Bites
TAX STRATEGY
November 25, 2021

The season of selling is here

The final quarter of any given year marks the start of a lot of things. It’s most notably known for the holidays, but you’ve also got open enrollment, the start of a new fiscal year, seasonal depression, and of course tax-loss harvesting. Wait, which one of those doesn’t belong?

It’s historically been the most volatile time of year for the markets, making it a good time to cut some losses just before the 2021 tax year comes to a close. The season of selling may be a little dreary in some respects but provides a window of opportunity in others.

Losing money for a good cause

ICYMI: In the simplest of terms, tax-loss harvesting is the act of clearing out losing positions in your portfolio in an attempt to decrease your taxable capital gains. 

Of course, Uncle Sam is watching though, and this tactic is no secret. Because of that, we have what’s known as the wash sale rule, which bars investors from selling an asset for a capital loss and then buying it (or a “substantially identical asset”) right back within 30 days. 

Generally speaking, engaging in tax-loss harvesting is only worth it if it saves you more in taxes than your loss, or the investment with a negative return is just a lost cause.

🌰 Here's a visual from Schwab on how this all works in a nutshell, assuming you have two investments—one with a $20K capital gain and another with a $25K capital loss—and a tax rate of 35%:

Other implications & what this means for us

Now that you’ve got a high-level refresher on how to legally manipulate your tax bill, it’s worth noting that there are a few other benefits one can reap come harvest season this year. 

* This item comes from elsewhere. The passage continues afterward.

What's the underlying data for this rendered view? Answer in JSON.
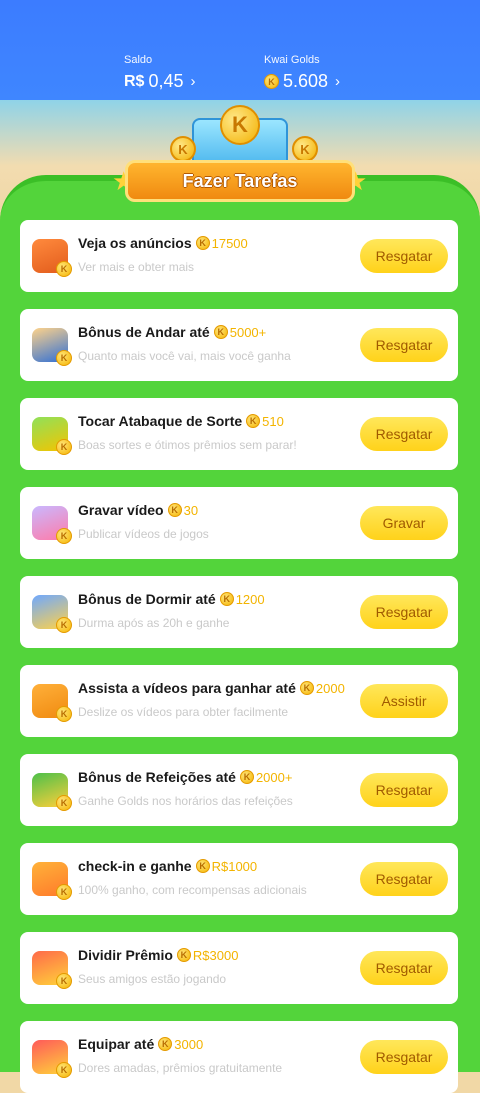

  • You might get some discounts: It’ll take a lot of scouting and knowing the right stocks, but if you can find a company you believe in that has a lot of bag holders at the moment, it might be a good candidate to drop by year’s end, giving you a better opportunity to buy-in. 
  • Using losses to reduce taxable income: Using this strategy can also be used to reduce your ordinary income if you’re in the red entirely and have no net capital gains for the year. You can deduct up to $3,000 of capital gains losses, and carry over any excess to next year’s tax return. 
  • Reevaluating your strategy: Taking losses on our investments can and should cause us to reflect. Tax-loss harvesting is a good consolation prize, but it won’t outweigh bad investing habits, so use this as an opportunity to assess the nature of your losses.